On June 12, 2012, the Revocation of Paternity Act (RPA) was enacted, which changes standing for a potential biological father seeking to revoke an acknowledgment of parentage from what it was in the Acknowledgment of Parentage Act (APA). Issues regarding standing in paternity cases have been a source of much attention because they involve questions of whether a biological father’s rights are inviolate compared to the “rights” of an equitable father or, even, the rights and best interests of the child at issue. Paternity decisions have often been harsh as to the biological father based on the standing issue alone, i.e., alleged biological fathers have been deemed to lack standing to file a claim based on the marital status of the mother at the time of the child’s birth.
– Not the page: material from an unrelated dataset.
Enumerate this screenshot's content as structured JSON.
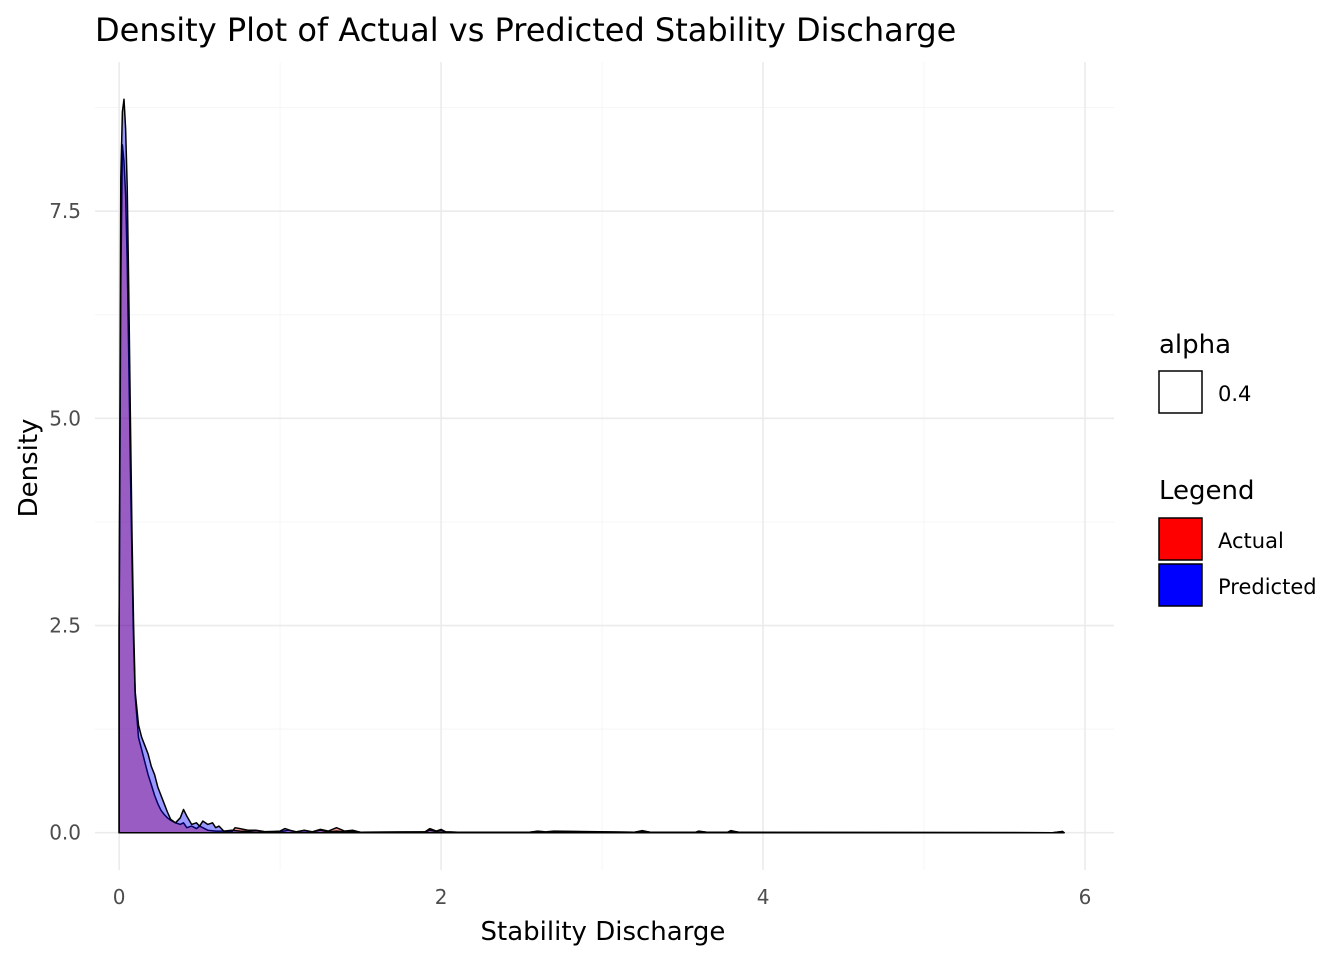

In the previous APA, only four persons had standing to file a claim to revoke an acknowledgment of parentage: 1) the mother of the child; 2) the man who signed the acknowledgment; 3) the child who is the subject of the acknowledgment; or 4) a prosecuting attorney. In the new RPA, a new person has been added to the list, and that is “an alleged father.” This change is significant because it affords fathers who believe to be the biological father of a child standing to file paternity actions where they otherwise had none.
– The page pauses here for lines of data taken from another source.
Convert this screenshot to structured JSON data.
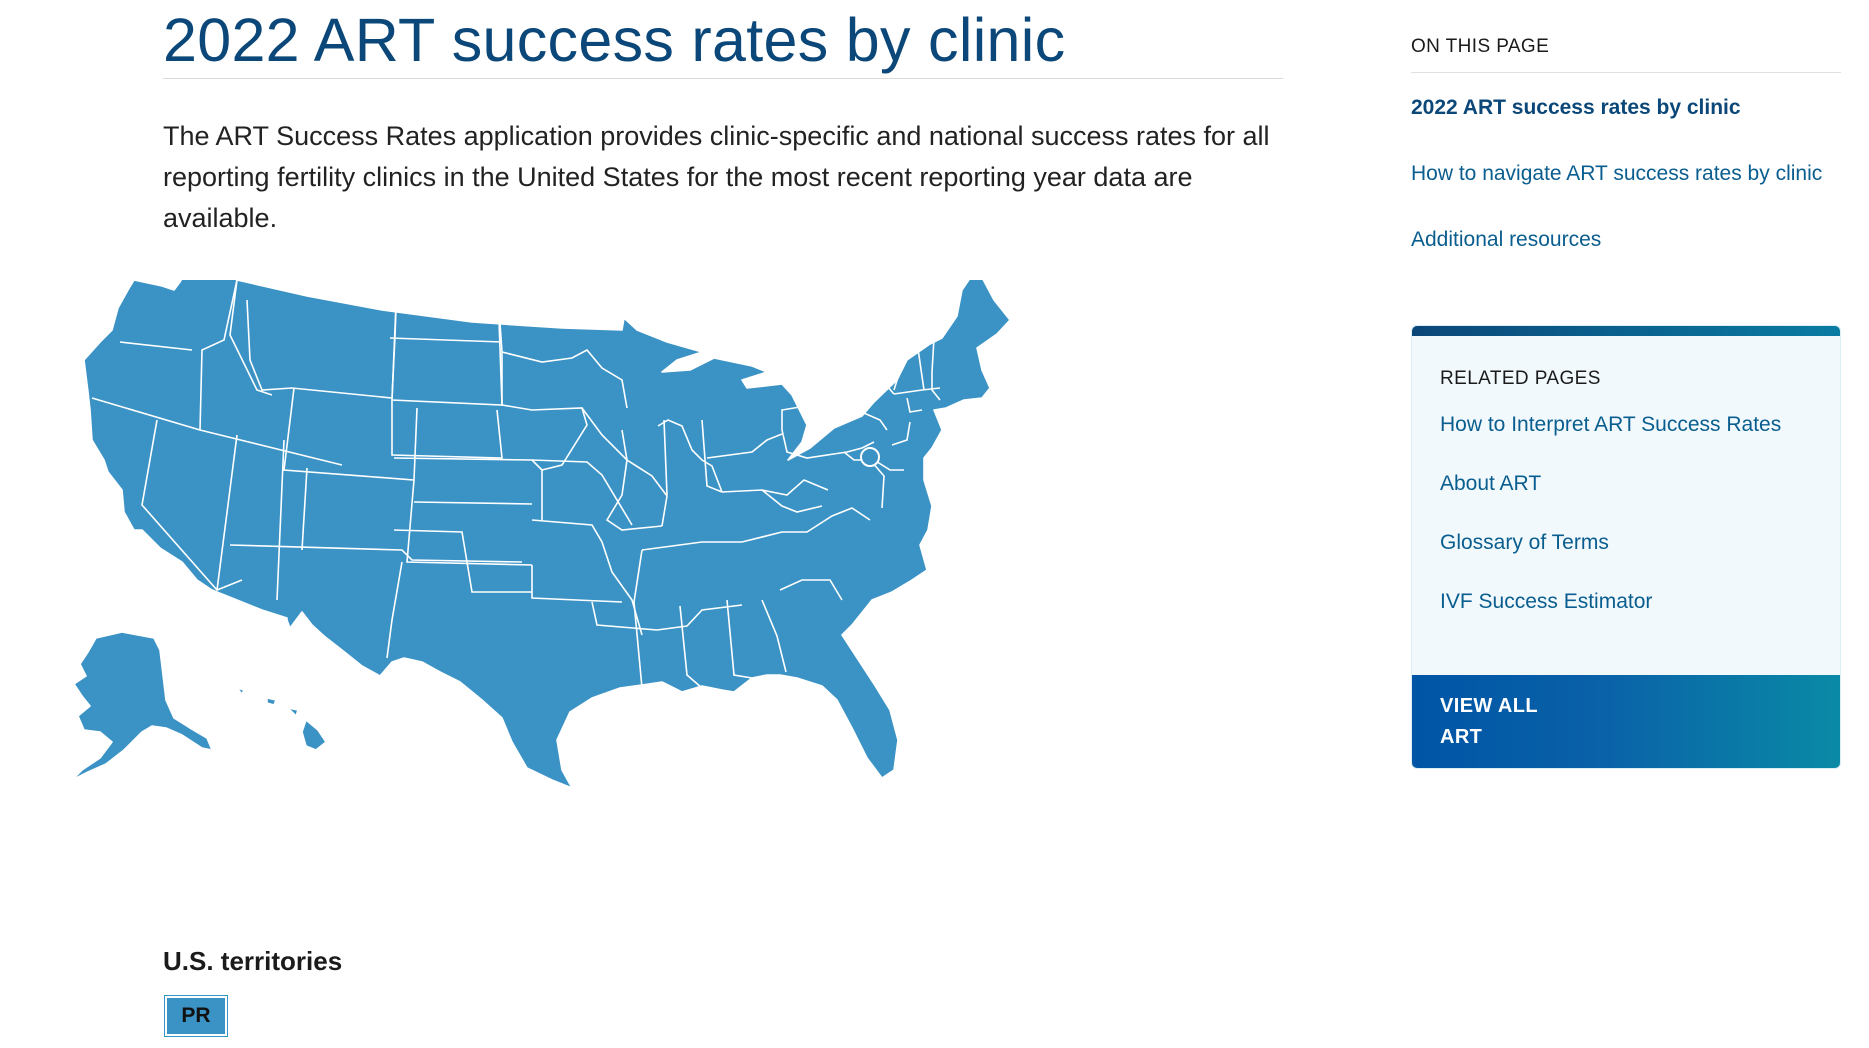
{
  "page": {
    "title": "2022 ART success rates by clinic",
    "intro": "The ART Success Rates application provides clinic-specific and national success rates for all reporting fertility clinics in the United States for the most recent reporting year data are available."
  },
  "map": {
    "label": "United States map of clinics by state",
    "fill_color": "#3a92c5",
    "border_color": "#ffffff"
  },
  "territories": {
    "heading": "U.S. territories",
    "buttons": [
      {
        "label": "PR"
      }
    ]
  },
  "on_this_page": {
    "heading": "ON THIS PAGE",
    "links": [
      {
        "label": "2022 ART success rates by clinic",
        "active": true
      },
      {
        "label": "How to navigate ART success rates by clinic",
        "active": false
      },
      {
        "label": "Additional resources",
        "active": false
      }
    ]
  },
  "related_pages": {
    "heading": "RELATED PAGES",
    "links": [
      {
        "label": "How to Interpret ART Success Rates"
      },
      {
        "label": "About ART"
      },
      {
        "label": "Glossary of Terms"
      },
      {
        "label": "IVF Success Estimator"
      }
    ],
    "view_all_line1": "VIEW ALL",
    "view_all_line2": "ART"
  },
  "colors": {
    "title": "#0b4778",
    "link": "#0a5e8f",
    "map": "#3a92c5",
    "related_bg": "#f1f9fc"
  }
}
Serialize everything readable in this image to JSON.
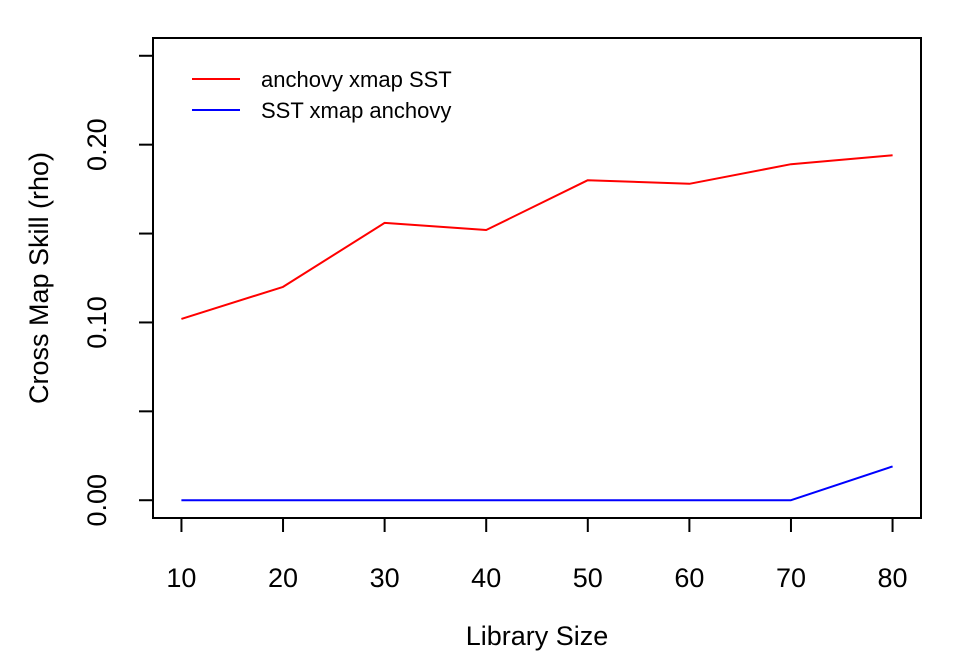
{
  "chart_data": {
    "type": "line",
    "title": "",
    "xlabel": "Library Size",
    "ylabel": "Cross Map Skill (rho)",
    "x": [
      10,
      20,
      30,
      40,
      50,
      60,
      70,
      80
    ],
    "xticks": [
      "10",
      "20",
      "30",
      "40",
      "50",
      "60",
      "70",
      "80"
    ],
    "yticks": [
      {
        "value": 0.0,
        "label": "0.00"
      },
      {
        "value": 0.05,
        "label": ""
      },
      {
        "value": 0.1,
        "label": "0.10"
      },
      {
        "value": 0.15,
        "label": ""
      },
      {
        "value": 0.2,
        "label": "0.20"
      },
      {
        "value": 0.25,
        "label": ""
      }
    ],
    "xlim": [
      7.2,
      82.8
    ],
    "ylim": [
      -0.01,
      0.26
    ],
    "grid": false,
    "legend_position": "top-left",
    "series": [
      {
        "name": "anchovy xmap SST",
        "color": "#ff0000",
        "values": [
          0.102,
          0.12,
          0.156,
          0.152,
          0.18,
          0.178,
          0.189,
          0.194
        ]
      },
      {
        "name": "SST xmap anchovy",
        "color": "#0000ff",
        "values": [
          0.0,
          0.0,
          0.0,
          0.0,
          0.0,
          0.0,
          0.0,
          0.019
        ]
      }
    ]
  }
}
The person filing the claim still has to show by clear and convincing evidence that the man who signed the acknowledgement of parentage is not the biological father of the child. There are numerous bases listed in the APA (and the new RPA) in order to advance a claim to revoke an acknowledgment. Under the APA, the person also had to demonstrate that, considering the equities of the case, the revocation was proper. Comparatively, with the new RPA, the Court may refuse to enter an order setting aside the acknowledgment if the Court finds that the revocation would not be in the child’s best interests.
The time limits to bring actions to set aside acknowledgments are significantly impacted by the enactment of the RPA. The RPA allows for actions of this type to be filed within one year of the enactment of the statute regardless of the age of the child or the date that the acknowledgment was signed. In the APA, actions could be pursued within 3 years of the birth of the child or 1 year after the signing of the acknowledgment of parentage. In other words, an alleged father who files a claim to revoke an acknowledgment of parentage under the new RPA can do so within 1 year of June 12, 2012 regardless of the age of the child or when the acknowledgment of parentage was signed. This alleged father would not have had standing at all under the APA, and he would have been precluded from pursuing an action if not filed within the prescribed time limits.
The change certainly opens the door for claims to be filed to revoke parentage for children that are old enough to have strong bonds and relationships with fathers who ultimately could be determined not to be biologically related to them. For example, a man can now claim to be the biological father of a 10-year old child who has known her father to be someone else her whole life so long as he files his action before June 12, 2013. At the very least, the filing of the action will likely invoke a paternity test involving the 10 year-old. The emotional and psychological impact that this type of dispute can have on a child and the child’s family can be devastating.
The landscape of paternity actions will surely continue to evolve in the future. As June 12, 2013 approaches, the door will close on the ability of alleged fathers to frustrate acknowledgments for older children. However, the changes made by the RPA are significant ones that will affect families in the future.